For two years, Nigel's only company on his island home has been that of 80 concrete gannets. Just before Christmas last year, he was finally joined by three real seabirds, only to be found dead some three weeks later.
Real gannets used to nest on the small Mana Island, just off the southwest coast of New Zealand's North Island, until pests drove them away. So, in 1997, after the rats were eliminated, a decoy colony was installed.
This consisted of not just the fake birds painted to look like the seabirds from the air, but solar powered speakers that played the noise of a bustling colony, and even fake guano – or poop to you and me – splatted around the statutes to make it as realistic as possible.

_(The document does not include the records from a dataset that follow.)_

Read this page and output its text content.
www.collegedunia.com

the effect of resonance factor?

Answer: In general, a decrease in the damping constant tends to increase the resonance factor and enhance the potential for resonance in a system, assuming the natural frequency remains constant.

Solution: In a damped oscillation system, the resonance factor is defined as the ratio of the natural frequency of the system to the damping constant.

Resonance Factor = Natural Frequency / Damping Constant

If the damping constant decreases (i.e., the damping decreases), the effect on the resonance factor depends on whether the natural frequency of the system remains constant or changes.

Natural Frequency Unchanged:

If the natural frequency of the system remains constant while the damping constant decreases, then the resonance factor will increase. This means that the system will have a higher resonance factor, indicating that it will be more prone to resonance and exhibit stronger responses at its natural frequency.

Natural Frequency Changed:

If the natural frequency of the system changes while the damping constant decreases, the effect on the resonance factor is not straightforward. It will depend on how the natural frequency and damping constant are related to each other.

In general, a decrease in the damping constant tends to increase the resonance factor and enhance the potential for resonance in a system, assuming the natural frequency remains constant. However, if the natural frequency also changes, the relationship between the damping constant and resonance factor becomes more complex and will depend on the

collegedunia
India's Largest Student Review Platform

After 20 years, the efforts finally paid off. A single gannet landed at the colony, the first to do so for almost half a century. Unfortunately, he arrived on his lonesome leading volunteers to nickname him “no mates” Nigel. The name stuck.
So enamored by these counterfeit gannets was he, Nigel decided to stay. He took a special shining to one particular pretender and built a nest made from seaweed and twigs next to it in a somewhat misplaced bid to woo it. But his courting of the model bird did not stop there, as poor Nigel even sat preening the concrete figurine and attempting one-sided conversations.

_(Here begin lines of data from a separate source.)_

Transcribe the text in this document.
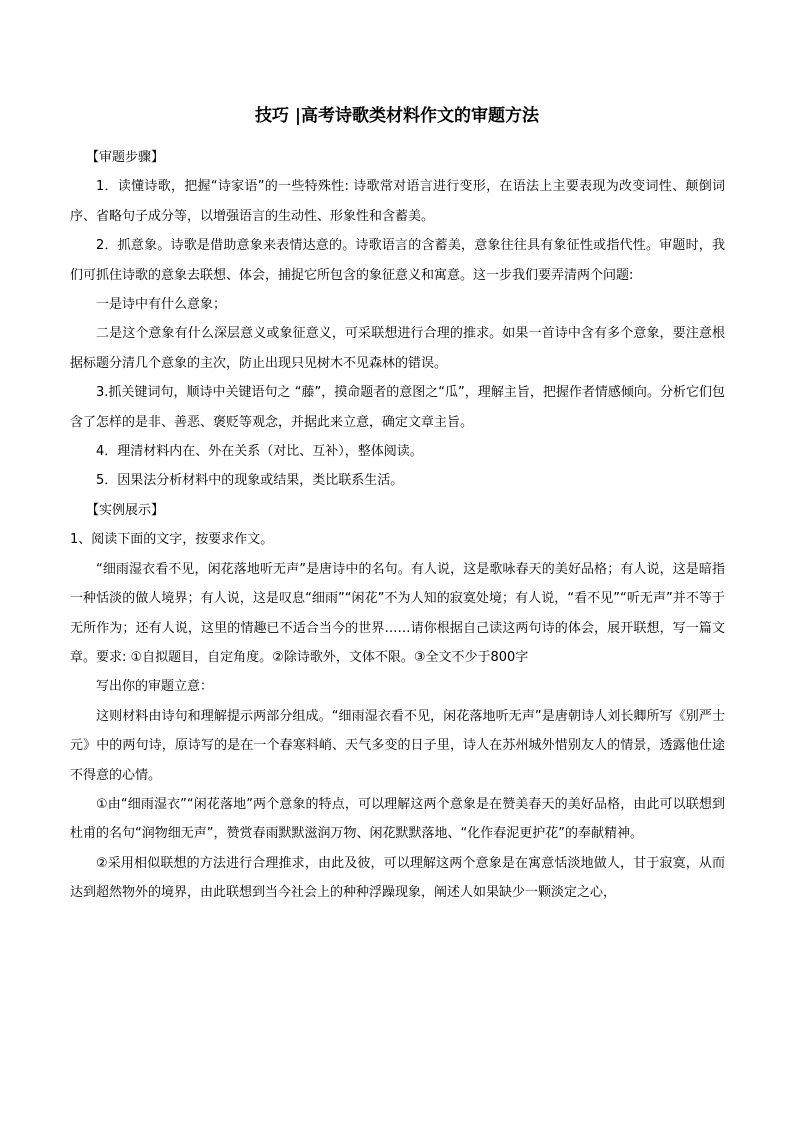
技巧 |高考诗歌类材料作文的审题方法

【审题步骤】

1．读懂诗歌，把握“诗家语”的一些特殊性: 诗歌常对语言进行变形，在语法上主要表现为改变词性、颠倒词序、省略句子成分等，以增强语言的生动性、形象性和含蓄美。

2．抓意象。诗歌是借助意象来表情达意的。诗歌语言的含蓄美，意象往往具有象征性或指代性。审题时，我们可抓住诗歌的意象去联想、体会，捕捉它所包含的象征意义和寓意。这一步我们要弄清两个问题:

一是诗中有什么意象；

二是这个意象有什么深层意义或象征意义，可采联想进行合理的推求。如果一首诗中含有多个意象，要注意根据标题分清几个意象的主次，防止出现只见树木不见森林的错误。

3.抓关键词句，顺诗中关键语句之 “藤”，摸命题者的意图之“瓜”，理解主旨，把握作者情感倾向。分析它们包含了怎样的是非、善恶、褒贬等观念，并据此来立意，确定文章主旨。

4．理清材料内在、外在关系（对比、互补），整体阅读。

5．因果法分析材料中的现象或结果，类比联系生活。

【实例展示】

1、阅读下面的文字，按要求作文。

“细雨湿衣看不见，闲花落地听无声”是唐诗中的名句。有人说，这是歌咏春天的美好品格；有人说，这是暗指一种恬淡的做人境界；有人说，这是叹息“细雨”“闲花”不为人知的寂寞处境；有人说，“看不见”“听无声”并不等于无所作为；还有人说，这里的情趣已不适合当今的世界……请你根据自己读这两句诗的体会，展开联想，写一篇文章。要求: ①自拟题目，自定角度。②除诗歌外，文体不限。③全文不少于800字

写出你的审题立意：

这则材料由诗句和理解提示两部分组成。“细雨湿衣看不见，闲花落地听无声”是唐朝诗人刘长卿所写《别严士元》中的两句诗，原诗写的是在一个春寒料峭、天气多变的日子里，诗人在苏州城外惜别友人的情景，透露他仕途不得意的心情。

①由“细雨湿衣”“闲花落地”两个意象的特点，可以理解这两个意象是在赞美春天的美好品格，由此可以联想到杜甫的名句“润物细无声”，赞赏春雨默默滋润万物、闲花默默落地、“化作春泥更护花”的奉献精神。

②采用相似联想的方法进行合理推求，由此及彼，可以理解这两个意象是在寓意恬淡地做人，甘于寂寞，从而达到超然物外的境界，由此联想到当今社会上的种种浮躁现象，阐述人如果缺少一颗淡定之心，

“I think it must have been quite a frustrating existence,” said Chris Bell, a NZ Department of Conservation ranger who lives alone on Mana Island. “Whether or not he was lonely, he certainly never got anything back, and that must have been very strange experience, when he spent years courting. I think we all have a lot of empathy for him, because he had this fairly hopeless situation.”
After a year or two, another passing gannet took the decision to touch down, and Nigel was joined in his lonely existence by Norman. Despite the doubling of the population, the likelihood of any breeding going on was still pretty slim. That was until the decoy birds had a fresh lick of paint, making them look more realistic, changing the recording of the calling colony, and moving the speakers further up the hill.

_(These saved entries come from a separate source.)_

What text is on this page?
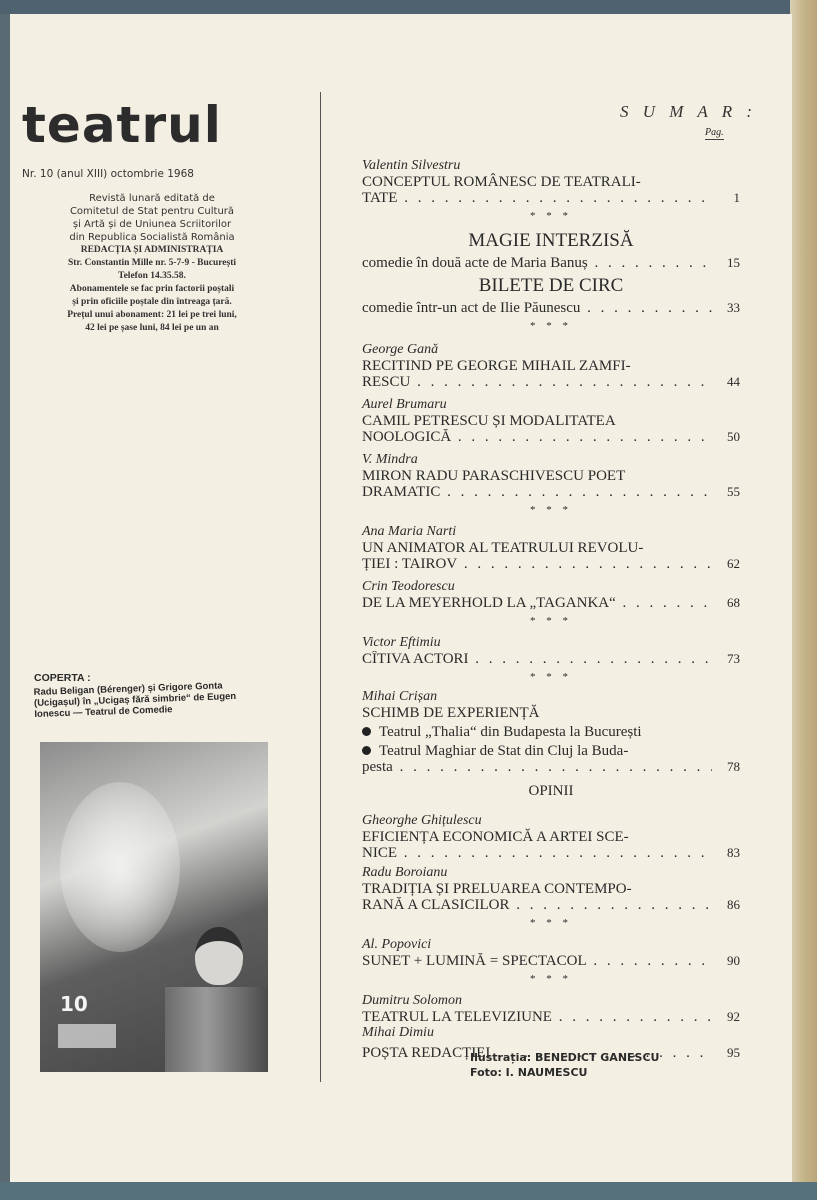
teatrul
Nr. 10 (anul XIII) octombrie 1968
Revistă lunară editată de
Comitetul de Stat pentru Cultură
și Artă și de Uniunea Scriitorilor
din Republica Socialistă România
REDACȚIA ȘI ADMINISTRAȚIA
Str. Constantin Mille nr. 5-7-9 - București
Telefon 14.35.58.
Abonamentele se fac prin factorii poștali
și prin oficiile poștale din întreaga țară.
Prețul unui abonament: 21 lei pe trei luni,
42 lei pe șase luni, 84 lei pe un an
COPERTA :
Radu Beligan (Bérenger) și Grigore Gonta (Ucigașul) în „Ucigaș fără simbrie“ de Eugen Ionescu — Teatrul de Comedie
10
S U M A R :
Pag.
Valentin Silvestru
CONCEPTUL ROMÂNESC DE TEATRALI-
TATE . . .	1
* * *
MAGIE INTERZISĂ
comedie în două acte de Maria Banuș . . .	15
BILETE DE CIRC
comedie într-un act de Ilie Păunescu . . .	33
* * *
George Gană
RECITIND PE GEORGE MIHAIL ZAMFI-
RESCU . . .	44
Aurel Brumaru
CAMIL PETRESCU ȘI MODALITATEA
NOOLOGICĂ . . .	50
V. Mindra
MIRON RADU PARASCHIVESCU POET
DRAMATIC . . .	55
* * *
Ana Maria Narti
UN ANIMATOR AL TEATRULUI REVOLU-
ȚIEI : TAIROV . . .	62
Crin Teodorescu
DE LA MEYERHOLD LA „TAGANKA“ . . .	68
* * *
Victor Eftimiu
CÎTIVA ACTORI . . .	73
* * *
Mihai Crișan
SCHIMB DE EXPERIENȚĂ
Teatrul „Thalia“ din Budapesta la București
Teatrul Maghiar de Stat din Cluj la Buda-
pesta . . .	78
OPINII
Gheorghe Ghițulescu
EFICIENȚA ECONOMICĂ A ARTEI SCE-
NICE . . .	83
Radu Boroianu
TRADIȚIA ȘI PRELUAREA CONTEMPO-
RANĂ A CLASICILOR . . .	86
* * *
Al. Popovici
SUNET + LUMINĂ = SPECTACOL . . .	90
* * *
Dumitru Solomon
TEATRUL LA TELEVIZIUNE . . .	92
Mihai Dimiu
POȘTA REDACȚIEI . . .	95
Ilustrația: BENEDICT GANESCU
Foto: I. NAUMESCU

In December 2017, another few gannets joined Nigel. Unfortunately, the few weeks they were together was brief, and not only did Nigel fail to befriend any of the new arrivals, but he was sadly found dead in his nest, stoically by the side of his unrequited love, surrounded by his concrete mates.
The death of Nigel has hit the conservationists working on Mana hard, not least due to the arrival of new birds. “It just doesn't seem how it should have ended,” laments Bell. “It would have been nice if he had been able to hold on a few more years and found a partner and breed.”